POUCAS E MAL TRAÇADAS LINHAS

                                                                                                   Lucilene Gomes Lima



                                              Humarintituba, 20 de maio de ...

 

Meu único e inesquecível amor:

Quando esta carta chegar as tuas mãos, tudo já estará terminado. Se tu pudesses ver o meu estado ao escrevê-la, ficarias com o coração despedaçado e sentirias remorsos por teres me dito aquele adeus. Queria que, ao pegares esse papel, molhasses tuas mãos com as lágrimas que estou derramando por ti. Perdoa-me, meu amado, mas queria que o meu próprio sangue molhasse toda essa carta para que tu pudesses sentir o meu sofrimento.

Fica sabendo que toda a alegria da minha vida se vai com esse amor desenganado. Sonhei a minha vida inteira encontrar um príncipe encantado e esse sonho se realizou. Tu eras meu príncipe. Eras mais que isso, eras o meu rei. O meu amor por ti foi como a beleza do arco-íris, coloriu meu coração até tu partires. Esse pensamento é meu mesmo. Acho que o amor inspira a gente.

Eu não sei escrever muitas palavras bonitas, por isso escolhi uns versos que abaixo te dedico:

 

Oh! Ninguém sabe como a dor é funda,

Quanto pranto s’engole e quanta angústia

A alma nos desfaz!

Horas há em que a voz quase blasfema...

E o suicídio nos acena ao longe

Nas longas saturnais! *

*Versos do poema Dores, do poeta Casimiro de Abreu (1839-1850)


Escolhi esses versos porque falam coisas que estou sentindo e por causa das palavras blasfema e saturnais que achei bonitas.

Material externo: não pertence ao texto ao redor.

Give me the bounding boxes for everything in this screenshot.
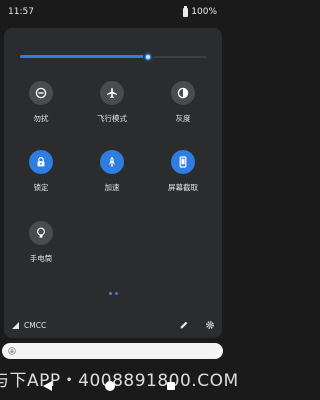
carrier-name: CMCC xyxy=(24,321,47,330)
tile-flashlight[interactable]: 手电筒 xyxy=(6,221,76,264)
recent-apps-icon[interactable] xyxy=(167,382,175,390)
tile-flashlight-circle xyxy=(29,221,53,245)
edit-icon[interactable] xyxy=(179,320,189,330)
tile-grayscale[interactable]: 灰度 xyxy=(148,81,218,124)
status-bar: 11:57 100% xyxy=(0,0,225,26)
signal-icon xyxy=(12,322,19,329)
brightness-slider[interactable] xyxy=(20,52,206,62)
search-bar[interactable] xyxy=(2,343,223,359)
tile-screenshot[interactable]: 屏幕截取 xyxy=(148,150,218,193)
brightness-thumb[interactable] xyxy=(143,52,153,62)
lock-icon xyxy=(37,157,45,167)
flashlight-icon xyxy=(36,227,46,238)
watermark-text: 与下APP・4008891800.COM xyxy=(0,371,239,391)
grayscale-icon xyxy=(177,87,189,99)
navigation-bar: 与下APP・4008891800.COM xyxy=(0,362,238,400)
tile-label: 屏幕截取 xyxy=(168,183,198,192)
tile-label: 锁定 xyxy=(33,183,49,192)
gear-icon[interactable] xyxy=(205,320,215,330)
status-time: 11:57 xyxy=(8,7,34,17)
tile-grayscale-circle xyxy=(171,81,195,105)
brightness-fill xyxy=(20,55,148,58)
tile-label: 灰度 xyxy=(175,114,191,123)
airplane-icon xyxy=(107,87,117,98)
battery-icon xyxy=(183,6,189,17)
tile-label: 飞行模式 xyxy=(97,114,127,123)
tile-airplane-mode[interactable]: 飞行模式 xyxy=(77,81,147,124)
page-dot xyxy=(109,292,112,295)
tile-boost[interactable]: 加速 xyxy=(77,150,147,193)
tile-lock-circle xyxy=(29,150,53,174)
tile-label: 加速 xyxy=(104,183,120,192)
tile-label: 勿扰 xyxy=(33,114,49,123)
tile-boost-circle xyxy=(100,150,124,174)
page-indicator xyxy=(109,292,118,295)
tile-screenshot-circle xyxy=(171,150,195,174)
tile-airplane-circle xyxy=(100,81,124,105)
tile-do-not-disturb[interactable]: 勿扰 xyxy=(6,81,76,124)
page-dot xyxy=(115,292,118,295)
lock-icon xyxy=(8,347,16,355)
back-icon[interactable] xyxy=(43,381,52,391)
rocket-icon xyxy=(108,156,116,167)
quick-settings-footer: CMCC xyxy=(4,316,222,336)
screenshot-icon xyxy=(179,156,187,168)
tile-label: 手电筒 xyxy=(29,254,53,263)
tile-lock[interactable]: 锁定 xyxy=(6,150,76,193)
battery-percent: 100% xyxy=(191,7,217,17)
do-not-disturb-icon xyxy=(35,87,47,99)
carrier-info: CMCC xyxy=(12,321,46,330)
status-right: 100% xyxy=(183,6,217,17)
quick-settings-panel: 勿扰 飞行模式 灰度 锁定 加速 屏幕截取 手电筒 CMCC xyxy=(4,28,222,338)
tile-dnd-circle xyxy=(29,81,53,105)
home-icon[interactable] xyxy=(105,381,115,391)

Jamais esquecerei os momentos felizes que passamos juntos. Esses momentos nunca mais se repetirão? Que bobagem estou dizendo! Tu terás muitos momentos felizes junto da tua nova amada e nem mesmo te lembrarás de que fomos felizes um dia! Será que ela te fará tão feliz quanto eu te fiz? Não, ninguém te amará como eu te amei. Ninguém entregará a vida a um amor como eu a entreguei. Lembras quando ficavas doente? Nem mesmo tua mãe te dedicava tanta atenção! E os teus problemas? No ombro de quem vinhas chorar?

Sabes, eu me acabei por esse amor. Deixei de me divertir, gastei os melhores anos de minha vida e até envelheci. Todos diziam que um noivado longo só poderia acabar em casamento e eu acreditava nisso com devoção. Passei privações economizando dinheiro para te ajudar a construir nosso lar e agora estou sendo recompensada com essa ingratidão da tua parte. 

Apesar de tudo, se me pedisses perdão e quisesses recomeçar, eu aceitaria. Estás vendo a que ponto chegou o meu amor? Eu estou me humilhando, mesmo sabendo que não queres voltar, que realmente me trocastes por outra. Ela é mais bonita, não é? Eu também fui bonita um dia! Lembras como eu era? Mas agora estou um trapo, uma mulher abandonada e traída pelo homem que ela sempre amou.

Eu não quero que sintas pena de mim, nem que tenhas remorsos. A minha vida acabou. Eu sou uma mulher sem futuro. Tudo eu fiz por um amor cruel que me retribuiu com uma ilusão, uma amargura e que tornou a minha vida sem sentido. Não vejo mais graça em nada, desaprendi a sorrir. Acabou tudo! Só me resta desaparecer da face da terra!

 

                                                                                 Do teu perdido amor

                                                                                 Adeus.

 

A carta foi colocada num envelope e ela o lacrou com a saliva, deixando depois sobre uma mesinha no seu quarto. Em seguida, dirigiu-se como uma autômata até a cozinha, abriu uma gaveta e retirou uma faca.

A faca foi usada para cortar um bolo que ela passou a comer avidamente. Era a segunda vez na semana que quebrava o regime.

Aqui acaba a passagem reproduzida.